Archive for » September 17th, 2009«

I had a dream this morning. A nightmare. In it, my brother had raped me and was now manipulating me into having sex with him. I knew he was manipulating me, but I couldn’t stop him. So I caved in. Later, I went home to my apartment, this very one. But instead of my current boyfriend, my ex-boyfriend, Jacob, was living with me. He was packing up his clothes, and he was angry. I asked him where he was going, what he was doing. He called me names and accused me of voluntarily sleeping with a rapist. Not just a rapist but the man who had raped me. I wept hysterically. I begged him not to go, crying the whole time, “You don’t understand. You don’t know how he manipulates me.”

Still in the dream, the door bell rings. I remember that Nyte is coming with a girl who is interested in me. I realize there’s mountains of clothes all over my living room. I answer the door and ask them to continue waiting there. I close the door in their faces (which I would never do) and start tossing the piles of clothes into my bedroom. The whole thing takes several minutes, and I’m not even thinking about Jacob anymore, I’m so horrified at the condition of my apartment for company.

I finally open the door. The girl I’m supposed to be meeting is weeping uncontrollably. Nyte walks in with her boyfriend, nods toward the girl, and says with a voice of compassion and understanding–very unlike Nyte–”Somebody needs your attention.”
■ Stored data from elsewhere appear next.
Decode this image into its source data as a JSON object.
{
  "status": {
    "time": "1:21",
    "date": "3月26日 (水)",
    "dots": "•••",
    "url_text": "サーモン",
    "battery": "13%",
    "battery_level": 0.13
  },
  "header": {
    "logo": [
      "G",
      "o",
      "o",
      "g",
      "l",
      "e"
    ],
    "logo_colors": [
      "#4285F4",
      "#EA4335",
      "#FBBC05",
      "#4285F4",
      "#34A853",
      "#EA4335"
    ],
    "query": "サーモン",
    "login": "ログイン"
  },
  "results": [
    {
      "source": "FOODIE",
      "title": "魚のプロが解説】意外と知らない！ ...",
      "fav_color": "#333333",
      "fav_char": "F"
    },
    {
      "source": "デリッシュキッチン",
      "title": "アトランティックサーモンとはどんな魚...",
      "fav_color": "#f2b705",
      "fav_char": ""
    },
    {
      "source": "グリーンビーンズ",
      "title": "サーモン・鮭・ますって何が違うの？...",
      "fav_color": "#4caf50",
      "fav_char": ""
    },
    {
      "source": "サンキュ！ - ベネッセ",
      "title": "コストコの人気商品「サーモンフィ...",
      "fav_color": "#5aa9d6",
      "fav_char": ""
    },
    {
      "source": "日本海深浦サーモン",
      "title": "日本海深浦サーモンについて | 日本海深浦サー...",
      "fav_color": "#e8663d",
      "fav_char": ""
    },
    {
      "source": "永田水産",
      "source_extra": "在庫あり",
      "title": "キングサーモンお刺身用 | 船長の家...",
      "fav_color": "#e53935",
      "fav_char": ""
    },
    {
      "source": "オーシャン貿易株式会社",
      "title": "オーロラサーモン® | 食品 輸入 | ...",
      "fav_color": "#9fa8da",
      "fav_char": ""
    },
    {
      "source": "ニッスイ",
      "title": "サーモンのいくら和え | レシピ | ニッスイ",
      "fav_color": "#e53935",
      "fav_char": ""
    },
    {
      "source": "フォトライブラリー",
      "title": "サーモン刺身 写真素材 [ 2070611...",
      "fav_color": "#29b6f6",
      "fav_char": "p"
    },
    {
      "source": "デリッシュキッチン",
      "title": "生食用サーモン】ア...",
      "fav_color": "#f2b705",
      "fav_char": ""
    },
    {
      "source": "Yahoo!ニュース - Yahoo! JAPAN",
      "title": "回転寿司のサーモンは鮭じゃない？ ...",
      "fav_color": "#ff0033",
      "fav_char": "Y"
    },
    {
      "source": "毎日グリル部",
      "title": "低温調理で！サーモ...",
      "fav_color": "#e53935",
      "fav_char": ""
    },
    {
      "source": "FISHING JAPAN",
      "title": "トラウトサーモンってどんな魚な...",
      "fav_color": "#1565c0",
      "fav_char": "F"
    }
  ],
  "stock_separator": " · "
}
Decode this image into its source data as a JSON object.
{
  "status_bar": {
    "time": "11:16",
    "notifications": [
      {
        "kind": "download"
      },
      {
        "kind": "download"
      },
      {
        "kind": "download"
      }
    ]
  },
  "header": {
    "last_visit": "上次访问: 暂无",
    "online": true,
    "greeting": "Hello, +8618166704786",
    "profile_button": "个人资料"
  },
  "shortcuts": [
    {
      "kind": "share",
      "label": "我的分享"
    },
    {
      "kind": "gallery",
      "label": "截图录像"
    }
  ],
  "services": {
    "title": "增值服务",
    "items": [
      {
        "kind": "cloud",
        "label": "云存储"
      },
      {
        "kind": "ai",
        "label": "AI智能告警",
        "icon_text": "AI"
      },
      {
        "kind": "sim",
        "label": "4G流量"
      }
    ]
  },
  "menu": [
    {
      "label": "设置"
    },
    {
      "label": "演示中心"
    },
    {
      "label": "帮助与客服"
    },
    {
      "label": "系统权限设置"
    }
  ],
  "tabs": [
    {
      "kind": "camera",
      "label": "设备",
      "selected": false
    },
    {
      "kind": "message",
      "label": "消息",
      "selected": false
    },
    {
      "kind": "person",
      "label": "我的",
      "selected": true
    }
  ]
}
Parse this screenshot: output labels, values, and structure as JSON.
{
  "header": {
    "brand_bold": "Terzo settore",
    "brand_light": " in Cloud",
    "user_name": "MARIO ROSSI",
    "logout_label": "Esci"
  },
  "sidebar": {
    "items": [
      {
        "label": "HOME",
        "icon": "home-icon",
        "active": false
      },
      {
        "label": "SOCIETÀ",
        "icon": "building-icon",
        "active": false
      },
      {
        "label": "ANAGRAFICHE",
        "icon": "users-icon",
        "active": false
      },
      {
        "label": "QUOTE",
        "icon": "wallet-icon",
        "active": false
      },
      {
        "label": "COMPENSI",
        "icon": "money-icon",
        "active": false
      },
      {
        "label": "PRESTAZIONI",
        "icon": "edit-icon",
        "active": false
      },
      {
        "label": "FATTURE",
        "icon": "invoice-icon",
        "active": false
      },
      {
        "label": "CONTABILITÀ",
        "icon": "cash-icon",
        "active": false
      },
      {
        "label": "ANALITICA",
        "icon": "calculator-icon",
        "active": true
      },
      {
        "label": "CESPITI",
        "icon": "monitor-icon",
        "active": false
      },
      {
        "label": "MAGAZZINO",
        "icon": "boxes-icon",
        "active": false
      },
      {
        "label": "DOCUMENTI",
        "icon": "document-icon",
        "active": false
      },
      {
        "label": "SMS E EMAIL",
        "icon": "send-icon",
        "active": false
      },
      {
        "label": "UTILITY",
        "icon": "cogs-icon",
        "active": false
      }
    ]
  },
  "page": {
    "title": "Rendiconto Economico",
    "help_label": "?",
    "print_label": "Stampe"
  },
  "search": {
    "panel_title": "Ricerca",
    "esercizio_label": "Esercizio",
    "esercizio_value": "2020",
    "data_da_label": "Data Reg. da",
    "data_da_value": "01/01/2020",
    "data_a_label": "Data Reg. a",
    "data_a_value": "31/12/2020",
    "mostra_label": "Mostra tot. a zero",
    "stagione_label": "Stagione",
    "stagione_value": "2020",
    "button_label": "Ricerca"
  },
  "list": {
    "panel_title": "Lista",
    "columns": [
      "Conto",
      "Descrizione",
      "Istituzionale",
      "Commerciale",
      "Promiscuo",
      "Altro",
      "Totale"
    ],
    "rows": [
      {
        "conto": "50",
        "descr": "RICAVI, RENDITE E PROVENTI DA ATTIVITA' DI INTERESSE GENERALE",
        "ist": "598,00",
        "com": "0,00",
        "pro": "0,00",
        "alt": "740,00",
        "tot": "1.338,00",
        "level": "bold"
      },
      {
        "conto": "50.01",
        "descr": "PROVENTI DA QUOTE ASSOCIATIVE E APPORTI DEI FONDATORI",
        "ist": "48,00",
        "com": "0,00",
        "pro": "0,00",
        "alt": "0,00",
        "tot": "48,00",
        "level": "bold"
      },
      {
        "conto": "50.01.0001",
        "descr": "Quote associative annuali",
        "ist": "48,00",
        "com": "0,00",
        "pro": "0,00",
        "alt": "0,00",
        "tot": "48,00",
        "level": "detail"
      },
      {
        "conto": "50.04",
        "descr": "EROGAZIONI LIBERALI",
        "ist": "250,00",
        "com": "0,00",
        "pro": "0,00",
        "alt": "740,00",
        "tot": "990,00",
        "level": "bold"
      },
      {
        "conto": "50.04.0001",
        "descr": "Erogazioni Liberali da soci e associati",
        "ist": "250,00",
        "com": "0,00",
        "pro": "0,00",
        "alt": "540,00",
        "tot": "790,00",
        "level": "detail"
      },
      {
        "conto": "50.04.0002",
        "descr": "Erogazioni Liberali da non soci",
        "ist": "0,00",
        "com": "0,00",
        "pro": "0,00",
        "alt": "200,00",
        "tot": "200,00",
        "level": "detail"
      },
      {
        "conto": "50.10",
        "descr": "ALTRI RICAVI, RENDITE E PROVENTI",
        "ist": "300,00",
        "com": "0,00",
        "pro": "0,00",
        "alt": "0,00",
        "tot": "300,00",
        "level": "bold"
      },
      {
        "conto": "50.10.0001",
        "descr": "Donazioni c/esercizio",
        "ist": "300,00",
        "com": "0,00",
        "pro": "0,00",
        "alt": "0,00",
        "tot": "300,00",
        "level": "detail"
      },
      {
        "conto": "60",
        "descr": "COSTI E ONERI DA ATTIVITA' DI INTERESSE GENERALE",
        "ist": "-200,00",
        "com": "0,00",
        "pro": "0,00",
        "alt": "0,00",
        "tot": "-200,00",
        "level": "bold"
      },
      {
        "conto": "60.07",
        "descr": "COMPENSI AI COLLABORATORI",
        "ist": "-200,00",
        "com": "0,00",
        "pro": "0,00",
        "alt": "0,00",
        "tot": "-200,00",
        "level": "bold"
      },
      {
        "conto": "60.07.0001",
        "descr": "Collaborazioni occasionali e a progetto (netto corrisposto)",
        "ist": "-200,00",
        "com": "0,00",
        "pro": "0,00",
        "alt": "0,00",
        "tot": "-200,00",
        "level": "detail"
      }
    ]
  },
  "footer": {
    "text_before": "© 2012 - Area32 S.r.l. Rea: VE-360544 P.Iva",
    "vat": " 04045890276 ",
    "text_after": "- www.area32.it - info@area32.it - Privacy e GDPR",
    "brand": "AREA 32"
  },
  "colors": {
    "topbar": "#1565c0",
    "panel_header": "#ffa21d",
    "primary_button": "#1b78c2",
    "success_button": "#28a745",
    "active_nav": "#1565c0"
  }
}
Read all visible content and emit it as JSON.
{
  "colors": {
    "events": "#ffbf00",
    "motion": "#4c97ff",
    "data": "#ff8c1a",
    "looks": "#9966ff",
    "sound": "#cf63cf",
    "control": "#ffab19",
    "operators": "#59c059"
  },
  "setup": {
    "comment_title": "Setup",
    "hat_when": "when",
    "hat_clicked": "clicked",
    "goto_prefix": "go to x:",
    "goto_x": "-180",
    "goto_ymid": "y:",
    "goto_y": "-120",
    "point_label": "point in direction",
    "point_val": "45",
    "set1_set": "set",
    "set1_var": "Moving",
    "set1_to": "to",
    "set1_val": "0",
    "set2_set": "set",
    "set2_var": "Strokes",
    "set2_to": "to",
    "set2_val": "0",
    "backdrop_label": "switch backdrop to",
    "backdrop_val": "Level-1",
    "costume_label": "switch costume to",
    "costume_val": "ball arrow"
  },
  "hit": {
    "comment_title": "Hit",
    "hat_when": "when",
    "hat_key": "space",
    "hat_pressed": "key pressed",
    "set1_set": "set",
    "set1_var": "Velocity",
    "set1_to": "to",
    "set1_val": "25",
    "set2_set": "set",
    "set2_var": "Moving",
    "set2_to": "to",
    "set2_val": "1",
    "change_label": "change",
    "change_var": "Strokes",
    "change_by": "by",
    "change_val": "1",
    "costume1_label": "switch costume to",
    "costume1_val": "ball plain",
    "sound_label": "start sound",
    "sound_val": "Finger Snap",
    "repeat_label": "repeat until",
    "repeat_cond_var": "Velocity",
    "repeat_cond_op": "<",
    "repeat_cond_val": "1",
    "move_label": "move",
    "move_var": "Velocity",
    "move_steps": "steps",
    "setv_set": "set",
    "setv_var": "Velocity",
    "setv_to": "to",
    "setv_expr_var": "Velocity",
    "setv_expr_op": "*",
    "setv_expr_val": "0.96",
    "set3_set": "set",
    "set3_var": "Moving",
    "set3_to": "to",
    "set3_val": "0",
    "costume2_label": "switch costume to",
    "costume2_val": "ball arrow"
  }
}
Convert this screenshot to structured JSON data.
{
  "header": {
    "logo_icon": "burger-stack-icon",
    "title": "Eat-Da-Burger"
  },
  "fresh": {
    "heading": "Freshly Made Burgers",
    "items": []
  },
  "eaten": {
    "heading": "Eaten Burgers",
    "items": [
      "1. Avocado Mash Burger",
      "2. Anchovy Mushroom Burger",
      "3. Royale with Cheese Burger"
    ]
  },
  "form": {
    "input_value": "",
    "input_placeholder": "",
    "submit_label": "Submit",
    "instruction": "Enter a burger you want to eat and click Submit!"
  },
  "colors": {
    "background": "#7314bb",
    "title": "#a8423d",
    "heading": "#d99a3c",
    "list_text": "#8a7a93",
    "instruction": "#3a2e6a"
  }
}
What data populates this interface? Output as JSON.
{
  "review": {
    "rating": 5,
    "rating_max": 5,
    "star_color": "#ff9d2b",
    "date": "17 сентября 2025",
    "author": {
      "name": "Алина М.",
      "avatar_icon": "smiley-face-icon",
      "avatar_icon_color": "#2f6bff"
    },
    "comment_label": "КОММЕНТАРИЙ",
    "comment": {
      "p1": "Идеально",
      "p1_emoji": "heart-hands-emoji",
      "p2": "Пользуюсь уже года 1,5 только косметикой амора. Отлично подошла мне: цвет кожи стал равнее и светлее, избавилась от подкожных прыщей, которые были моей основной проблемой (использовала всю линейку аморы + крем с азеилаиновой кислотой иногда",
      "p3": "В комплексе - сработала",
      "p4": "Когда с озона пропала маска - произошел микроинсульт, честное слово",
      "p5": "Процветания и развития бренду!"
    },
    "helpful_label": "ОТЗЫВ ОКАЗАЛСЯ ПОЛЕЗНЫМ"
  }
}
That’s where the dream ends.

I missed my bus and train to work this morning because of that dream. I woke up panicked, barely aware of my surroundings. Brw was awake, texting or something. He instantly held me. But even human touch didn’t help me. I was gone. I’ve been gone all day, dissociating with a happy mask and a giggle. How do I digest this dream? Brw suggests it means I’m dealing with my feelings of guilt regarding my rape. I don’t know. I just don’t know. All I know is, I’m falling apart. I’m in constant pain as of late. And there’s no one I know how to trust.

I don’t know what to do with this right now. I’ll discuss this more tomorrow. Maybe distance will give me perspective.